Taylor Heinecke of the Washington Football Team

A tremendous amount of thought, planning, market research, and, in the present day, focus-grouping goes into selecting just the right name for a major professional sports franchise. An NFL, NBA, NHL, or Major League Baseball franchise is a potentially billion-dollar business, and everything has to go correctly for it to succeed, and that means finding a name that’s catchy, cool, reflects local history or culture, sounds intimidating, implies unmatched sports prowess, and looks good on player jerseys and fans’ T-shirts and hats. If done properly, a name may eventually be held in high esteem and become part of the vernacular — well-determined titles like the Raiders, Celtics, Cardinals, or Mets.

Every once in a while, a team has to go back to the proverbial drawing board and adopt a new name after their old one proves to be a flop, either extremely goofy or unpopular or because changing cultural modes and a more enlightened populace demand it. Here are major North American sports teams that changed their names and the many reasons why they did it.

New York Jets

Joe Namath in a New York Jets helmet

By 1960, the decades-old NFL fielded 12 teams, and that year, the rival American Football League started play with a collection of eight teams. The NFL would later absorb the AFL, including the New York Titans. According to Lou Sahadi’s "The Long Pass" (via NJ.com), owner Harry Wismer came up with the name. In Greek mythology, the titans are powerful and mighty gods. "Titans are bigger and stronger than Giants," Wismer was reportedly fond of saying, a not-subtle putdown of his NFL cross-town rivals, the New York Giants.
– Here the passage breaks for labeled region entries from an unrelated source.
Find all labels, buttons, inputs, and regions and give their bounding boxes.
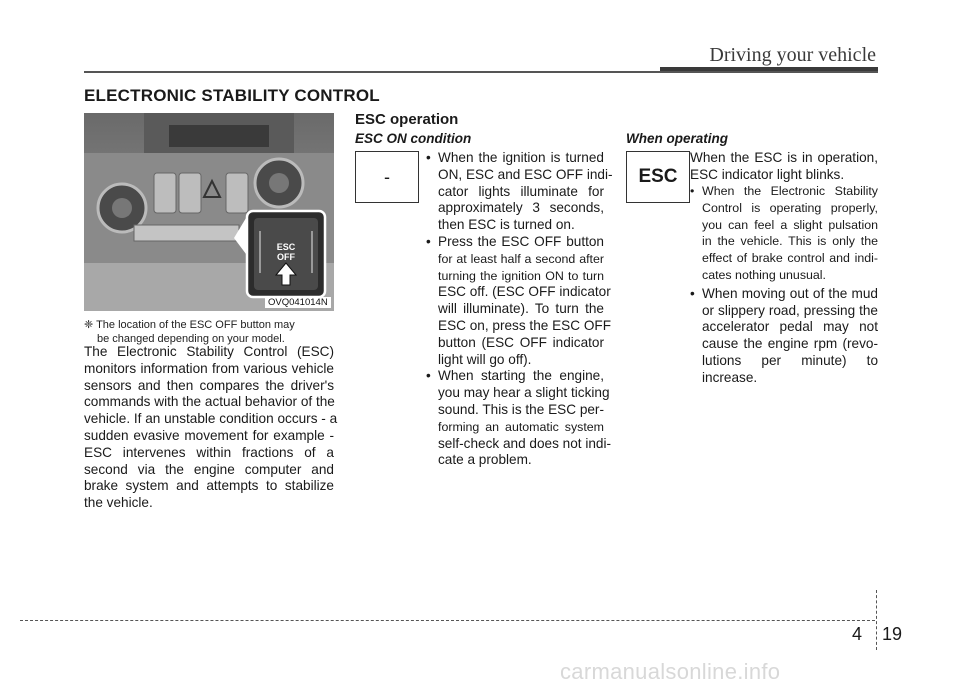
esc-description: The Electronic Stability Control (ESC) monitors information from various vehicle sensors and then compares the driver's commands with the actual behavior of the vehicle. If an unstable condition occurs - a sudden evasive movement for example - ESC intervenes within fractions of a second via the engine computer and brake system and attempts to stabilize the vehicle. [84,344,338,511]
esc-operation-heading: ESC operation [355,111,459,128]
chapter-number: 4 [852,624,863,644]
chapter-title: Driving your vehicle [709,44,876,66]
esc-off-indicator-icon: - [355,151,419,203]
figure-code: OVQ041014N [265,297,331,308]
footer-divider [876,590,877,650]
when-operating-heading: When operating [626,131,728,146]
esc-button-label-bottom: OFF [277,252,295,262]
list-item: • When the Electronic Stability Control is operating properly, you can feel a slight pulsation in the vehicle. This is only the effect of brake control and indi- cates nothing unusual. [690,184,878,282]
list-item: • When starting the engine, you may hear a slight ticking sound. This is the ESC per- forming an automatic system self-check and does not indi- cate a problem. [426,368,612,468]
esc-on-bullets [426,150,613,469]
section-title: ELECTRONIC STABILITY CONTROL [84,86,380,105]
esc-button-photo [84,113,334,311]
footer-rule [20,620,875,621]
list-item: • Press the ESC OFF button for at least half a second after turning the ignition ON to turn ESC off. (ESC OFF indicator will illuminate). To turn the ESC on, press the ESC OFF button (ESC OFF indicator light will go off). [426,233,612,367]
header-rule [84,71,878,73]
dashboard-illustration [84,113,334,311]
esc-indicator-icon: ESC [626,151,690,203]
figure-note-line2: be changed depending on your model. [97,333,285,345]
figure-note-line1: ❈ The location of the ESC OFF button may [84,319,295,331]
list-item: • When moving out of the mud or slippery road, pressing the accelerator pedal may not cause the engine rpm (revo- lutions per minute) to increase. [690,285,878,385]
esc-on-condition-heading: ESC ON condition [355,131,472,146]
esc-button-label-top: ESC [276,242,296,252]
list-item: • When the ignition is turned ON, ESC and ESC OFF indi- cator lights illuminate for approximately 3 seconds, then ESC is turned on. [426,150,613,233]
note-symbol-icon: ❈ [84,319,94,331]
when-operating-intro: When the ESC is in operation, ESC indicator light blinks. [690,150,878,182]
page-number: 19 [882,624,903,644]
when-operating-bullets [690,183,878,387]
watermark: carmanualsonline.info [560,659,781,684]
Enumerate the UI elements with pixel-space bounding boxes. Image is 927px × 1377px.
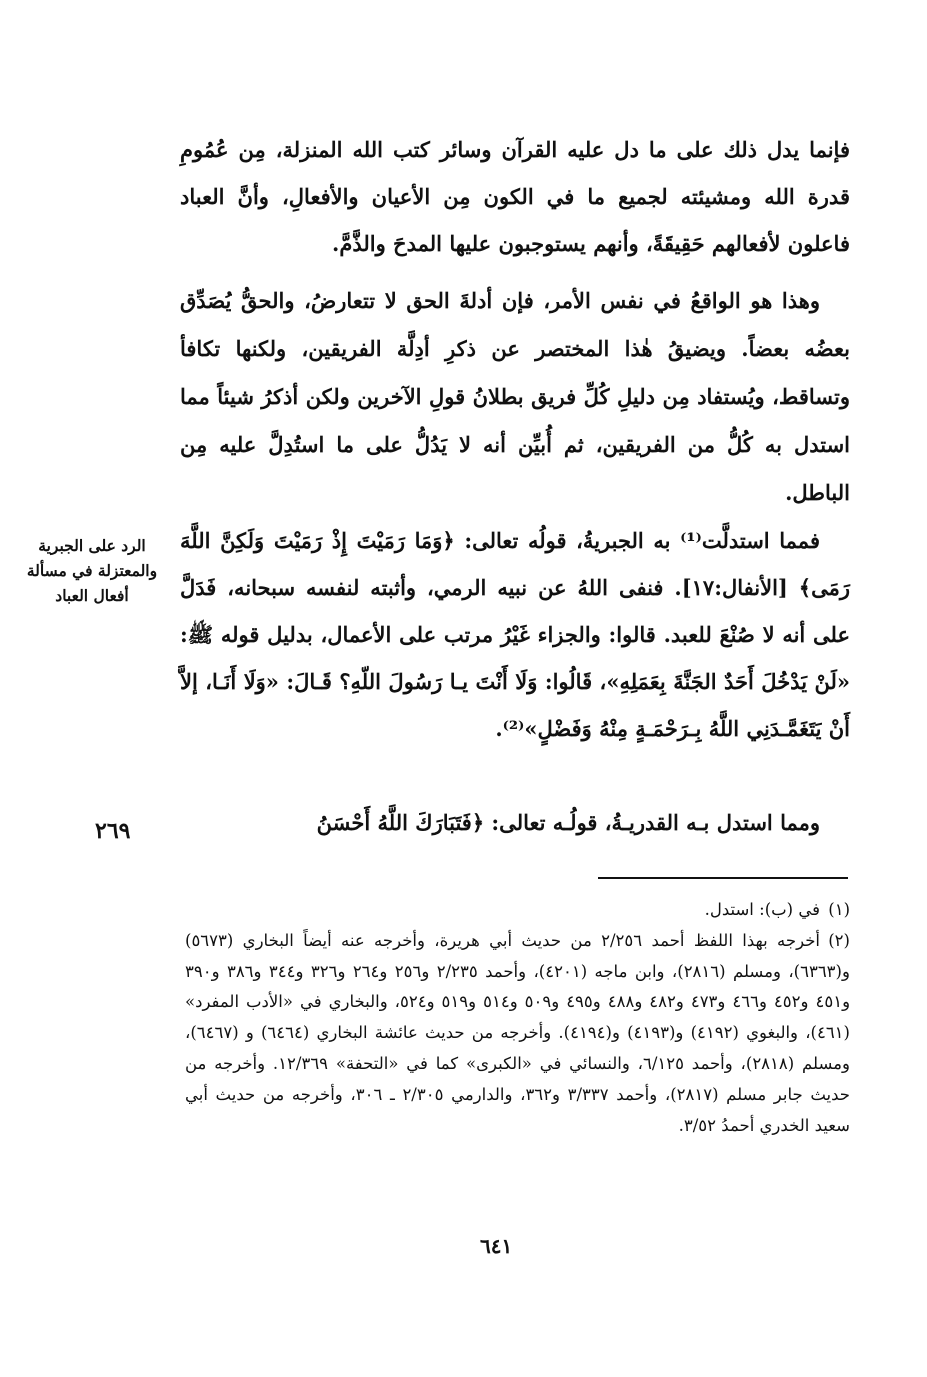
margin-heading: الرد على الجبرية والمعتزلة في مسألة أفعال العباد: [26, 536, 158, 605]
footnote-1: [185, 895, 850, 926]
footnote-2: [185, 926, 850, 1142]
footnote-divider: [598, 877, 848, 879]
page-number: ٦٤١: [480, 1234, 513, 1258]
footnote-number: (٢): [828, 930, 850, 950]
paragraph-text: وهذا هو الواقعُ في نفس الأمر، فإن أدلةَ الحق لا تتعارضُ، والحقُّ يُصَدِّق بعضُه بعضاً. ويضيقُ هٰذا المختصر عن ذكرِ أدِلَّة الفريقين، ولكنها تكافأ وتساقط، ويُستفاد مِن دليلِ كُلِّ فريق بطلانُ قولِ الآخرين ولكن أذكرُ شيئاً مما استدل به كُلُّ من الفريقين، ثم أُبيِّن أنه لا يَدُلُّ على ما استُدِلَّ عليه مِن الباطل.: [180, 288, 850, 505]
margin-reference-number: ٢٦٩: [95, 818, 131, 844]
footnote-number: (١): [828, 900, 850, 919]
footnote-text: في (ب): استدل.: [704, 900, 820, 919]
footnotes: [185, 895, 850, 1141]
paragraph-text: فإنما يدل ذلك على ما دل عليه القرآن وسائر كتب الله المنزلة، مِن عُمُومِ قدرة الله ومشيئته لجميع ما في الكون مِن الأعيان والأفعالِ، وأنَّ العباد فاعلون لأفعالهم حَقِيقَةً، وأنهم يستوجبون عليها المدحَ والذَّمَّ.: [180, 137, 850, 256]
main-paragraph-3: [180, 517, 850, 752]
footnote-text: أخرجه بهذا اللفظ أحمد ٢/٢٥٦ من حديث أبي هريرة، وأخرجه عنه أيضاً البخاري (٥٦٧٣) و(٦٣٦٣)، ومسلم (٢٨١٦)، وابن ماجه (٤٢٠١)، وأحمد ٢/٢٣٥ و٢٥٦ و٢٦٤ و٣٢٦ و٣٤٤ و٣٨٦ و٣٩٠ و٤٥١ و٤٥٢ و٤٦٦ و٤٧٣ و٤٨٢ و٤٨٨ و٤٩٥ و٥٠٩ و٥١٤ و٥١٩ و٥٢٤، والبخاري في «الأدب المفرد» (٤٦١)، والبغوي (٤١٩٢) و(٤١٩٣) و(٤١٩٤). وأخرجه من حديث عائشة البخاري (٦٤٦٤) و (٦٤٦٧)، ومسلم (٢٨١٨)، وأحمد ٦/١٢٥، والنسائي في «الكبرى» كما في «التحفة» ١٢/٣٦٩. وأخرجه من حديث جابر مسلم (٢٨١٧)، وأحمد ٣/٣٣٧ و٣٦٢، والدارمي ٢/٣٠٥ ـ ٣٠٦، وأخرجه من حديث أبي سعيد الخدري أحمدُ ٣/٥٢.: [185, 930, 851, 1135]
paragraph-text: ومما استدل بـه القدريـةُ، قولُـه تعالى: ﴿فَتَبَارَكَ اللَّهُ أَحْسَنُ: [316, 810, 820, 835]
main-paragraph-2: [180, 277, 850, 517]
main-paragraph-1: [180, 126, 850, 267]
main-paragraph-4: [180, 810, 850, 835]
paragraph-text: فمما استدلَّت⁽¹⁾ به الجبريةُ، قولُه تعالى: ﴿وَمَا رَمَيْتَ إِذْ رَمَيْتَ وَلَكِنَّ اللَّهَ رَمَى﴾ [الأنفال:١٧]. فنفى اللهُ عن نبيه الرمي، وأثبته لنفسه سبحانه، فَدَلَّ على أنه لا صُنْعَ للعبد. قالوا: والجزاء غَيْرُ مرتب على الأعمال، بدليل قوله ﷺ: «لَنْ يَدْخُلَ أَحَدٌ الجَنَّةَ بِعَمَلِهِ»، قَالُوا: وَلَا أَنْتَ يـا رَسُولَ اللّهِ؟ قَـالَ: «وَلَا أَنَـا، إلاَّ أَنْ يَتَغَمَّـدَنِي اللَّهُ بِـرَحْمَـةٍ مِنْهُ وَفَضْلٍ»⁽²⁾.: [180, 528, 850, 741]
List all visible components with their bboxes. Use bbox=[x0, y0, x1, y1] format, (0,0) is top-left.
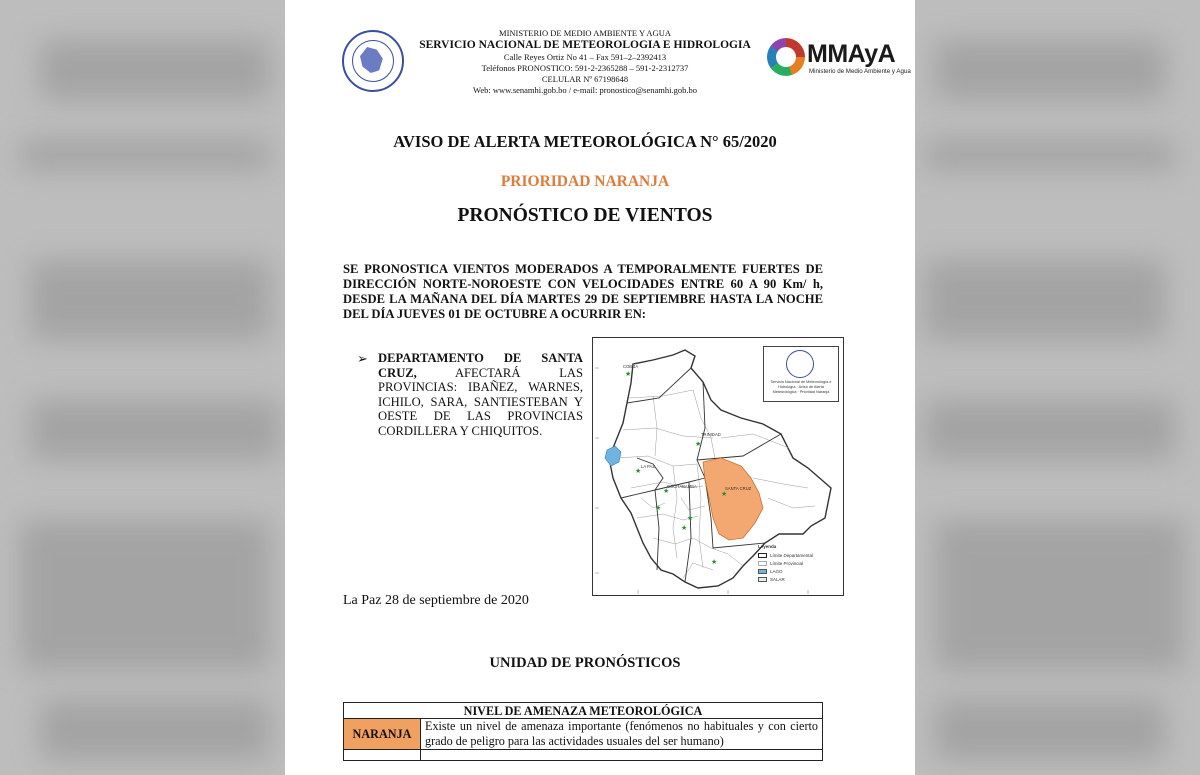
affected-area bbox=[378, 351, 583, 439]
issue-date: La Paz 28 de septiembre de 2020 bbox=[343, 593, 529, 608]
svg-text:★: ★ bbox=[687, 514, 694, 522]
city-label-cobija: COBIJA bbox=[623, 364, 639, 369]
city-label-santa-cruz: SANTA CRUZ bbox=[725, 486, 752, 491]
threat-table-header: NIVEL DE AMENAZA METEOROLÓGICA bbox=[344, 703, 823, 719]
city-label-cochabamba: COCHABAMBA bbox=[667, 484, 697, 489]
ministry-name: MINISTERIO DE MEDIO AMBIENTE Y AGUA bbox=[499, 28, 671, 38]
logo-name: MMAyA bbox=[807, 40, 896, 68]
threat-description-cell: Existe un nivel de amenaza importante (fenómenos no habituales y con cierto grado de peligro para las actividades usuales del ser humano) bbox=[421, 719, 823, 750]
senamhi-seal-icon bbox=[342, 30, 404, 92]
alert-title: AVISO DE ALERTA METEOROLÓGICA N° 65/2020 bbox=[393, 132, 777, 151]
document-page bbox=[285, 0, 915, 775]
forecast-title: PRONÓSTICO DE VIENTOS bbox=[457, 205, 713, 226]
legend-item: SALAR bbox=[758, 575, 836, 583]
legend-item: Límite Departamental bbox=[758, 551, 836, 559]
svg-text:★: ★ bbox=[625, 370, 632, 378]
issuing-unit: UNIDAD DE PRONÓSTICOS bbox=[489, 655, 681, 671]
city-label-trinidad: TRINIDAD bbox=[701, 432, 721, 437]
legend-item: LAGO bbox=[758, 567, 836, 575]
bullet-arrow-icon: ➢ bbox=[357, 351, 368, 366]
svg-text:★: ★ bbox=[655, 504, 662, 512]
table-row bbox=[344, 719, 823, 750]
affected-provinces: AFECTARÁ LAS PROVINCIAS: IBAÑEZ, WARNES, ICHILO, SARA, SANTIESTEBAN Y OESTE DE LAS PROVINCIAS CORDILLERA Y CHIQUITOS. bbox=[378, 365, 583, 438]
service-name: SERVICIO NACIONAL DE METEOROLOGIA E HIDROLOGIA bbox=[419, 39, 751, 51]
svg-text:★: ★ bbox=[695, 440, 702, 448]
mmaya-logo bbox=[767, 36, 912, 84]
threat-level-cell: NARANJA bbox=[344, 719, 421, 750]
priority-label: PRIORIDAD NARANJA bbox=[500, 173, 670, 190]
cellular: CELULAR Nº 67198648 bbox=[541, 74, 629, 84]
department-name: DEPARTAMENTO DE SANTA CRUZ, bbox=[378, 351, 583, 380]
address: Calle Reyes Ortiz No 41 – Fax 591–2–2392413 bbox=[503, 52, 667, 62]
city-label-la-paz: LA PAZ bbox=[641, 464, 655, 469]
phones: Teléfonos PRONOSTICO: 591-2-2365288 – 591-2-2312737 bbox=[481, 63, 689, 73]
svg-text:★: ★ bbox=[721, 490, 728, 498]
letterhead bbox=[285, 28, 915, 108]
map-seal-icon bbox=[786, 350, 814, 378]
web-contact: Web: www.senamhi.gob.bo / e-mail: pronostico@senamhi.gob.bo bbox=[472, 85, 697, 95]
legend-item: Límite Provincial bbox=[758, 559, 836, 567]
mmaya-logo-icon bbox=[767, 38, 805, 76]
letterhead-text bbox=[405, 28, 765, 96]
svg-text:★: ★ bbox=[711, 558, 718, 566]
threat-level-table bbox=[343, 702, 823, 761]
legend-title: Leyenda bbox=[758, 544, 777, 549]
logo-subtitle: Ministerio de Medio Ambiente y Agua bbox=[809, 68, 911, 75]
map-title-box bbox=[763, 346, 839, 402]
table-row bbox=[344, 750, 823, 761]
svg-text:★: ★ bbox=[681, 524, 688, 532]
background-left bbox=[0, 0, 285, 775]
alert-map bbox=[592, 337, 844, 596]
background-right bbox=[915, 0, 1200, 775]
map-title-text: Servicio Nacional de Meteorología e Hidrología · Aviso de Alerta Meteorológica · Prioridad Naranja bbox=[770, 380, 832, 394]
map-legend bbox=[758, 544, 836, 589]
svg-text:★: ★ bbox=[635, 467, 642, 475]
forecast-intro: SE PRONOSTICA VIENTOS MODERADOS A TEMPORALMENTE FUERTES DE DIRECCIÓN NORTE-NOROESTE CON VELOCIDADES ENTRE 60 A 90 Km/ h, DESDE LA MAÑANA DEL DÍA MARTES 29 DE SEPTIEMBRE HASTA LA NOCHE DEL DÍA JUEVES 01 DE OCTUBRE A OCURRIR EN: bbox=[343, 262, 823, 321]
svg-text:★: ★ bbox=[663, 487, 670, 495]
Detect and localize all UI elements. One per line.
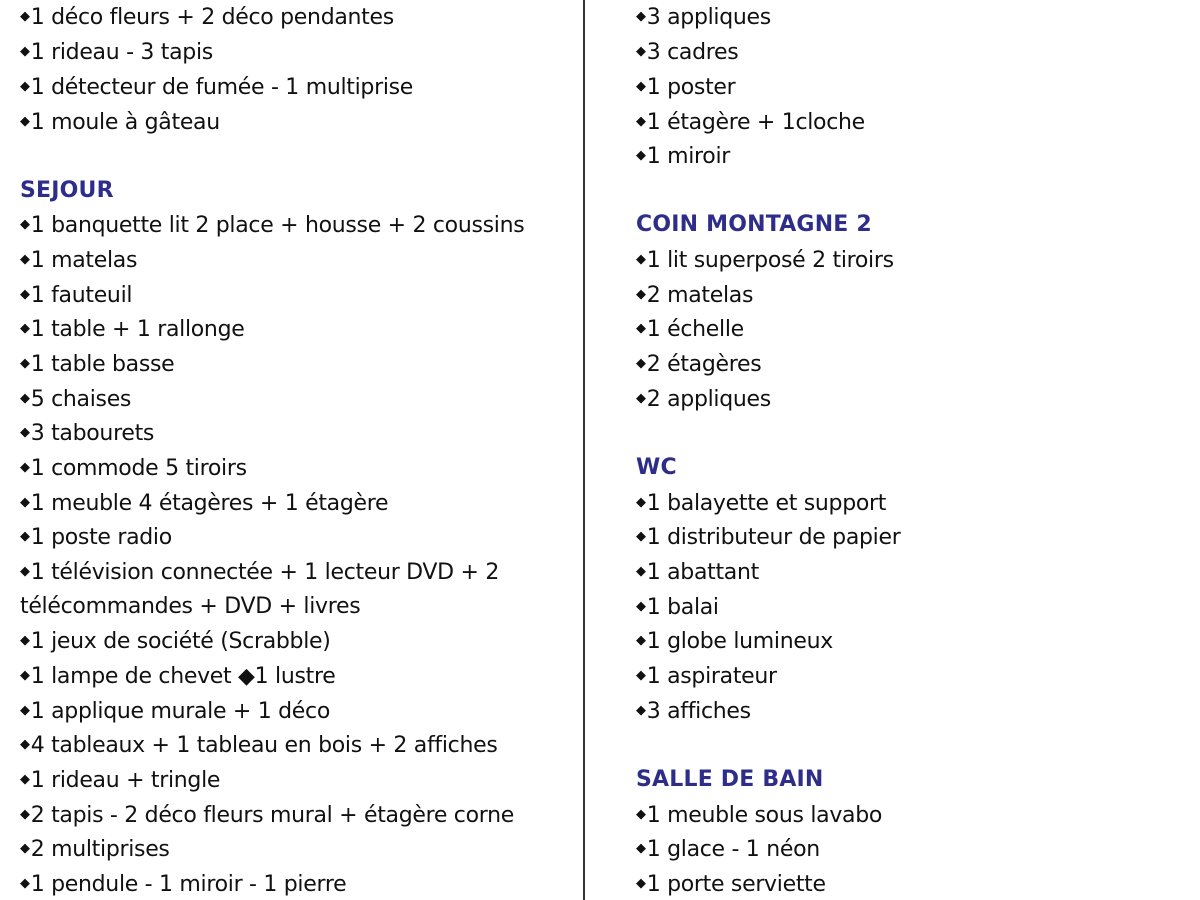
item-text: 5 chaises (30, 387, 132, 412)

Wismer was wrong. The New York Giants had won four NFL titles by that point, while in their first three seasons, the Titans amassed a mediocre 19-23 record and also struggled financially, with player paychecks frequently bouncing. In November 1962, the AFL took control over the team and then sold it to a new ownership group led by entertainment industry tycoon Sonny Werblin. The new management aggressively pushed for a reset, changing the team’s colors from blue and gold to green and white, moving the team from the old Polo Grounds to the brand-new Shea Stadium, and officially dumping the Titans name in favor of the Jets. Such a name oozes the sensibility of the early 1960s, when commercial intercontinental jet travel was in the midst of a glamorous boom period. Additionally, Shea Stadium sat near two of New York City’s three airports.

Tennessee Titans

Buster Skrine in a Tennessee Titans shirt

Texas oilman Bud Adams helped found the American Football League, and in 1960, his team, the Houston Oilers took the field. The Oilers won two AFL titles, weathered a merger with the NFL, and were a respectable team that frequently made it into the playoffs, but in 1997, they moved to Tennessee. According to CBS News, the new Tennessee Oilers played its first season’s home games in Memphis, attracting a league-worst average of 28,028 fans, which didn’t increase much when it moved to Nashville for subsequent seasons. In the summer of 1998, Adams announced his intention to rename the Tennessee Oilers, hoping a new name would give the team a boost on the field.

Texas is a major hotbed of the oil industry, and Tennessee isn’t, so "Oilers" didn’t mean much to Nashville football fans. Adams decided on the alliterative Tennessee Titans, which hinted at strength and a sense of place. "Titans come from early Greek mythology and the fact that Nashville is known as the ‘Athens of the South’ makes the Titans name very appropriate," Adams said. "If we continue to play like Titans, we’ll be in the playoffs in January." The strategy worked and Adams’ prediction proved correct — the Titans played in (but lost) the franchise’s first ever Super Bowl in early 1999.